Frontiers in Endocrinology
Introdução
A importância do endométrio para o desenvolvimento e manutenção da gravidez é claramente comprovada. Entretanto, não está claro quais fatores endometriais são relevantes (1). O exame histológico em casais que desejam engravidar faz pouco sentido, pois seria necessária uma biópsia. Na avaliação ultra-sonográfica transvaginal são avaliados a espessura endometrial, o padrão de eco e a perfusão endometrial (2). A análise ultra-sonográfica da espessura endometrial (TME) é mais comumente realizada, pois esta é a técnica mais fácil e melhor reproduzível.
O significado da espessura endometrial tem sido investigado em inúmeros estudos e em meta-análises. As investigações estão essencialmente limitadas a tratamentos de fertilização in vitro (FIV) com terapia de alta dose de estimulação e tratamento de inseminação intra-uterina (IUI) com diferentes regimes de estimulação ovariana.
Nos tratamentos de FIV, um endométrio fino está associado a taxas de gravidez mais baixas. A taxa de gravidez clínica está relacionada a uma menor chance de gravidez se a espessura endometrial for ≤7 mm (OR 0,42, IC 95%: 0,27, 0,67) (3). Os dados relativos a um endométrio espesso não são tão claros. Um estudo anterior descreveu taxas de gravidez reduzidas em mulheres com endométrio >14 mm (4), enquanto outros estudos não encontraram diminuição ou mesmo aumento das taxas de gravidez (5-7).

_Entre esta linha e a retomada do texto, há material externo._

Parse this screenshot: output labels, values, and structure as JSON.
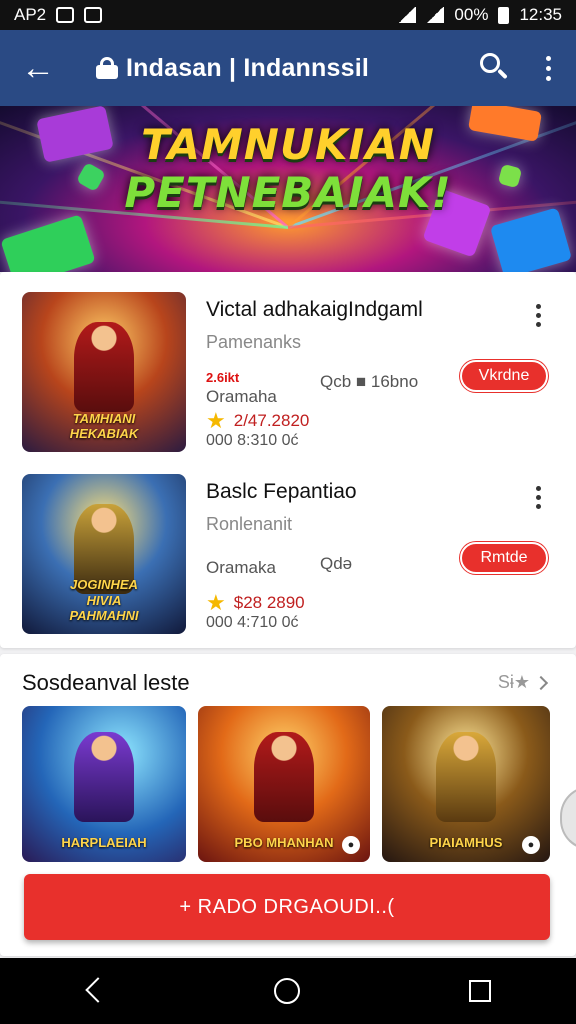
{
  "status_bar": {
    "left_text": "AP2",
    "right_text": "00%",
    "time": "12:35"
  },
  "app_bar": {
    "title": "Indasan | Indannssil"
  },
  "banner": {
    "line1": "TAMNUKIAN",
    "line2": "PETNEBAIAK!"
  },
  "apps": [
    {
      "name": "Victal adhakaigIndgaml",
      "developer": "Pamenanks",
      "tag": "2.6ikt",
      "category": "Oramaha",
      "extra": "Qcb ■ 16bno",
      "rating": "2/47.2820",
      "downloads": "000 8:310 0ć",
      "thumb_label": "TAMHIANI\nHEKABIAK",
      "button": "Vkrdne"
    },
    {
      "name": "Baslc Fepantiao",
      "developer": "Ronlenanit",
      "tag": "",
      "category": "Oramaka",
      "extra": "Qdə",
      "rating": "$28 2890",
      "downloads": "000 4:710 0ć",
      "thumb_label": "JOGINHEA\nHIVIA\nPAHMAHNI",
      "button": "Rmtde"
    }
  ],
  "section": {
    "title": "Sosdeanval leste",
    "see_all": "Sɨ★"
  },
  "tiles": [
    {
      "label": "HARPLAEIAH"
    },
    {
      "label": "PBO MHANHAN",
      "badge": "●"
    },
    {
      "label": "PIAIAMHUS",
      "badge": "●"
    }
  ],
  "primary_button": "+ RADO DRGAOUDI..(",
  "colors": {
    "app_bar": "#2a4a84",
    "accent": "#e8302c",
    "status_bar": "#111111"
  }
}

Em mulheres submetidas à IUI com baixa dose de estimulação, tal relação não parece existir. Em uma meta-análise recente com tratamentos IUI combinados com uma gonadotrofina, citrato de clomifeno ou estimulação por inibidores de aromatase, não houve evidência de diferença na TEM entre mulheres que conceberam e mulheres que não conceberam (MDrandom: 0,51, 95% CI: -0,05, 1,07) (8).
Por causa dos tratamentos de estimulação ovariana, os resultados destes estudos não podem ser transferidos para a situação não estimulada. Como resultado, os achados do estudo têm apenas um uso limitado em um trabalho de infertilidade para avaliar a relevância do endométrio como causa de esterilidade.

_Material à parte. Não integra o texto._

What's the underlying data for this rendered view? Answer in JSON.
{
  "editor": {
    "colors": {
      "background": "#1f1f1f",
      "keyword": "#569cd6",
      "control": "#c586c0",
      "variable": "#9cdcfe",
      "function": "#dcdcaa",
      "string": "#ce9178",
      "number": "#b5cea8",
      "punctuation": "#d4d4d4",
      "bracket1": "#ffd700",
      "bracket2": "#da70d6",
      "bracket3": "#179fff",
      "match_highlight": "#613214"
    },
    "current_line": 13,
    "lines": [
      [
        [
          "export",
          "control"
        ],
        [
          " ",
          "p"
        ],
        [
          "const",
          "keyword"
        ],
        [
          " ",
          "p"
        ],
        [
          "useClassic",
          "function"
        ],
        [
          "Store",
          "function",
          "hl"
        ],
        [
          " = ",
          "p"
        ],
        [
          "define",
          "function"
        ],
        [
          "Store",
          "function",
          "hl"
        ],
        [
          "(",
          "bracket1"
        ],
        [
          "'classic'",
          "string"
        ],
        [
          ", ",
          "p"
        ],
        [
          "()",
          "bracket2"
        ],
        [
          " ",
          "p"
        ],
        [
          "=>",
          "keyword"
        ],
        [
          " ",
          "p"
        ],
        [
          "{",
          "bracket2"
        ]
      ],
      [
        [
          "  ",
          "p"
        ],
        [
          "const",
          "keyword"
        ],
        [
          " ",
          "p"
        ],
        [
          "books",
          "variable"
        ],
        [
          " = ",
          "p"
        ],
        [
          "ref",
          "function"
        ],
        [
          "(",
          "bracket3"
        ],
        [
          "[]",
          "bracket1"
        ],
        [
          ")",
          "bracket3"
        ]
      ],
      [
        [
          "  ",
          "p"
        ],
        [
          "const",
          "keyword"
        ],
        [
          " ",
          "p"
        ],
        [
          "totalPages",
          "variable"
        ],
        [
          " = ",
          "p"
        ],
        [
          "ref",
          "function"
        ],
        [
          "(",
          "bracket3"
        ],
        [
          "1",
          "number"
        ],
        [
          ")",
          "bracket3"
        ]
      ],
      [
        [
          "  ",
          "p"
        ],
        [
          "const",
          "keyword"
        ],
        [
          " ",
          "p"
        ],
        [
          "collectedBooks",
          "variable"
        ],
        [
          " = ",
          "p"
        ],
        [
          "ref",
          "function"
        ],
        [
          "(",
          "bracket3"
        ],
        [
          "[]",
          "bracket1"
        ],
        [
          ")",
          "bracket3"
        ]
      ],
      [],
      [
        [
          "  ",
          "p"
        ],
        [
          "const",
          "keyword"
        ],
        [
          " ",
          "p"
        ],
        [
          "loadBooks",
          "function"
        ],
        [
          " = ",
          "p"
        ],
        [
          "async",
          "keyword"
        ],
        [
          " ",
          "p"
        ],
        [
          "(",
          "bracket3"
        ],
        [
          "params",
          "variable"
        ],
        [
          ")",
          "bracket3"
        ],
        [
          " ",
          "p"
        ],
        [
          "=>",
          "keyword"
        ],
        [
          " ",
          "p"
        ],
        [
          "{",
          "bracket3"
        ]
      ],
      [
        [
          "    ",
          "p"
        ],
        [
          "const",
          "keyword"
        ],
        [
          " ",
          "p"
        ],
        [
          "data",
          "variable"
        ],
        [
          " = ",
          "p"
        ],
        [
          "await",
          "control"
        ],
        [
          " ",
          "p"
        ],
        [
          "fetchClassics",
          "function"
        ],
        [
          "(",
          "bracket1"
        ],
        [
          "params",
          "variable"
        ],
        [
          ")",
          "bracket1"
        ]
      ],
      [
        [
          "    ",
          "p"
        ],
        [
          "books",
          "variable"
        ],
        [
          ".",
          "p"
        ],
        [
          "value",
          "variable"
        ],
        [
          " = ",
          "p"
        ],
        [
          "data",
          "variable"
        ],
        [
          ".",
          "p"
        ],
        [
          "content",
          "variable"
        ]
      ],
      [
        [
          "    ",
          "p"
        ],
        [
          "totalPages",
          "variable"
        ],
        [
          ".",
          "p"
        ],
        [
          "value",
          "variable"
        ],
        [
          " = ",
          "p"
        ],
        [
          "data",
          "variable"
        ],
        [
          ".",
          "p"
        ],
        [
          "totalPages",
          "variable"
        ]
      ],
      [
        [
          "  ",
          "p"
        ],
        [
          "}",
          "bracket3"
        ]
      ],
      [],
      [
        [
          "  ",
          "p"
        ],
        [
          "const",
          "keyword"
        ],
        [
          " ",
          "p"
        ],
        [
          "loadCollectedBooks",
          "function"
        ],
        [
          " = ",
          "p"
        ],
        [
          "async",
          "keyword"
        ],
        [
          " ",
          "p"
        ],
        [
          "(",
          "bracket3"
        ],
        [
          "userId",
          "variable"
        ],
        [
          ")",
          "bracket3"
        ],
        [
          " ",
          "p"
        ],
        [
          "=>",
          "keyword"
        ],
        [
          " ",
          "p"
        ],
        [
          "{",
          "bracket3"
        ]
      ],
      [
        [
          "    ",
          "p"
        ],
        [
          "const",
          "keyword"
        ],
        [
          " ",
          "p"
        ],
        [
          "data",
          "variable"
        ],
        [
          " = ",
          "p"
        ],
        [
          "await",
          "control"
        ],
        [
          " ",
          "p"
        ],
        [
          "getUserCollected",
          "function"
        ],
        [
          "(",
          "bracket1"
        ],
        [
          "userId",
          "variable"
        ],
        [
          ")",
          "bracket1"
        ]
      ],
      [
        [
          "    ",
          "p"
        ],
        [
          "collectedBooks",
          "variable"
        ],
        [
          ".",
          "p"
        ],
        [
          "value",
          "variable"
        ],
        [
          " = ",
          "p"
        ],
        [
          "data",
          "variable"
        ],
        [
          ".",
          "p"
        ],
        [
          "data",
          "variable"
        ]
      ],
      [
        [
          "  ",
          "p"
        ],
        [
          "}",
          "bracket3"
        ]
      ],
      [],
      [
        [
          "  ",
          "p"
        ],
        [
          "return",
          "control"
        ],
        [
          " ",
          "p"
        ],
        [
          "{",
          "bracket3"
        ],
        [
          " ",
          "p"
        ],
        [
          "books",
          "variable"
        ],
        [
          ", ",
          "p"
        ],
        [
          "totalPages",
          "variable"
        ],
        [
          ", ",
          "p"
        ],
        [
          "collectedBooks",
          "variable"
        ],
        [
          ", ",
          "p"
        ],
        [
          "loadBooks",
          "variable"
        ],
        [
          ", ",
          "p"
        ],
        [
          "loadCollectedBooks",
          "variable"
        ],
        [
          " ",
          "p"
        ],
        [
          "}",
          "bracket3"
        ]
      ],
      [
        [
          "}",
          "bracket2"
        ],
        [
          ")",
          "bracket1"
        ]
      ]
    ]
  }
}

Baseado nisso, investigamos a taxa de gravidez em função da espessura endometrial utilizando o modelo de FIV de Ciclo Natural (NC-IVF), no qual não foi administrada nenhuma estimulação ovariana exceto indução de ovulação com gonadotropina coriônica humana, hCG e suplementação com progesterona de fase luteal.

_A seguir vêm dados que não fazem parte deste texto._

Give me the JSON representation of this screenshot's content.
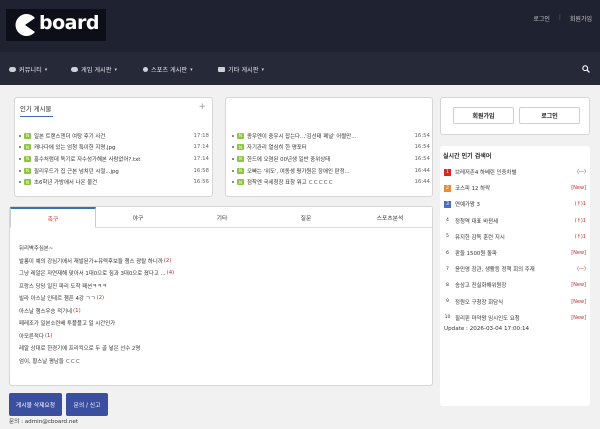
{
  "header": {
    "brand": "board",
    "links": [
      "로그인",
      "회원가입"
    ],
    "nav": [
      {
        "label": "커뮤니티",
        "icon": "community-icon"
      },
      {
        "label": "게임 게시판",
        "icon": "gamepad-icon"
      },
      {
        "label": "스포츠 게시판",
        "icon": "ball-icon"
      },
      {
        "label": "기타 게시판",
        "icon": "etc-icon"
      }
    ]
  },
  "popular": {
    "title": "인기 게시물",
    "plus": "+",
    "badge": "N",
    "items": [
      {
        "title": "일본 트랜스젠더 여탕 후기 사건",
        "time": "17:18"
      },
      {
        "title": "캐나다에 있는 엄청 특이한 지명.jpg",
        "time": "17:14"
      },
      {
        "title": "홍수처럼데 독기로 자수성가해본 사람없어?.txt",
        "time": "17:14"
      },
      {
        "title": "필리우드가 집 근본 넘치던 시절...jpg",
        "time": "16:58"
      },
      {
        "title": "초6학년 가방에서 나온 물건",
        "time": "16:56"
      }
    ]
  },
  "popular2": {
    "badge": "N",
    "items": [
      {
        "title": "종우엔이 중우시 잡는다...'김선태 페널' 어쩔만...",
        "time": "16:54"
      },
      {
        "title": "자기관리 열심히 한 명포터",
        "time": "16:54"
      },
      {
        "title": "한드에 오염된 00년생 일반 중위상태",
        "time": "16:54"
      },
      {
        "title": "오빠는 '위도', 여동생 평가원은 장애인 판정...",
        "time": "16:44"
      },
      {
        "title": "점착엔 국세청장 표창 뭐고 ㄷㄷㄷㄷㄷ",
        "time": "16:44"
      }
    ]
  },
  "auth": {
    "signup": "회원가입",
    "login": "로그인"
  },
  "realtime": {
    "title": "실시간 인기 검색어",
    "items": [
      {
        "rank": "1",
        "keyword": "브레저존4 하베린 인증차별",
        "change": "(—)"
      },
      {
        "rank": "2",
        "keyword": "코스피 12 하락",
        "change": "[New]"
      },
      {
        "rank": "3",
        "keyword": "연예가왕 3",
        "change": "(↑)1"
      },
      {
        "rank": "4",
        "keyword": "정청역 대표 바뀐세",
        "change": "(↑)1"
      },
      {
        "rank": "5",
        "keyword": "유지한 감독 훈련 지시",
        "change": "(↑)1"
      },
      {
        "rank": "6",
        "keyword": "판들 1500원 돌파",
        "change": "[New]"
      },
      {
        "rank": "7",
        "keyword": "윤민영 장관, 생활등 정책 회의 주재",
        "change": "(—)"
      },
      {
        "rank": "8",
        "keyword": "송상고 진실화해위원장",
        "change": "[New]"
      },
      {
        "rank": "9",
        "keyword": "정원오 구청장 회담식",
        "change": "[New]"
      },
      {
        "rank": "10",
        "keyword": "필리핀 마약왕 임시인도 요청",
        "change": "[New]"
      }
    ],
    "update": "Update : 2026-03-04 17:00:14"
  },
  "board": {
    "tabs": [
      "축구",
      "야구",
      "기타",
      "질문",
      "스포츠분석"
    ],
    "posts": [
      {
        "title": "뒤리벽주심본~",
        "comments": ""
      },
      {
        "title": "발롱이 예의 강심기에서 재발된가+유력후보들 챔스 광탈 하니까",
        "comments": "(2)"
      },
      {
        "title": "그냥 레알은 자연재해 맞아서 1대0으로 짐과 3대0으로 졌다고 ...",
        "comments": "(4)"
      },
      {
        "title": "프랑스 당당 일진 파리 도착 패션ㅋㅋㅋ",
        "comments": ""
      },
      {
        "title": "빌라 아스날 인테르 챔픈 4강 ㄱㄱ",
        "comments": "(2)"
      },
      {
        "title": "아스날 챔스우승 적기네",
        "comments": "(1)"
      },
      {
        "title": "페레조가 일본소련배 투플플고 일 시간인가",
        "comments": ""
      },
      {
        "title": "아모른적다",
        "comments": "(1)"
      },
      {
        "title": "레알 상대로 한경기에 프리킥으로 두 골 넣은 선수 2명",
        "comments": ""
      },
      {
        "title": "엄이, 황스날 평남들 ㄷㄷㄷ",
        "comments": ""
      }
    ]
  },
  "footer": {
    "report_button": "게시물 삭제요청",
    "inquiry_button": "문의 / 신고",
    "contact": "문의 : admin@cboard.net"
  }
}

Desde que critérios rigorosos de inclusão e exclusão, como a transferência de apenas um embrião, foram definidos e assim numerosos confundidores sobre a taxa de gravidez puderam ser excluídos, este pode ser o primeiro estudo que também permite uma estimativa cautelosa da importância da espessura endometrial para um evento de gravidez em um ciclo espontâneo.
Métodos
Estudo População e Participantes
O estudo retrospectivo, observacional de um único centro foi realizado entre 2011 e 2016. Um total de 225 mulheres de 18-42 anos de idade com ciclos menstruais regulares (24-32 dias) e concentrações basais de FSH <10 UI/L submetidas ao primeiro tratamento de ciclo de FIV com transferência de um único embrião foram triadas. Foram oferecidas às mulheres tanto a FIV NC-IV como a FIV convencional, mas elas mesmas decidiram qual terapia preferiam. Mulheres sem transferência, com endometriose >rAFS II° (revista American Fertility Society) (conforme diagnóstico por laparoscopia ou análise clínica e ultra-sonográfica), com fibróides conforme diagnóstico ultra-sonográfico ou caso a ultra-sonografia não fosse conclusiva por histeroscopia e com coleta de esperma por extração de espermatozóides testiculares (TESE) foram excluídas.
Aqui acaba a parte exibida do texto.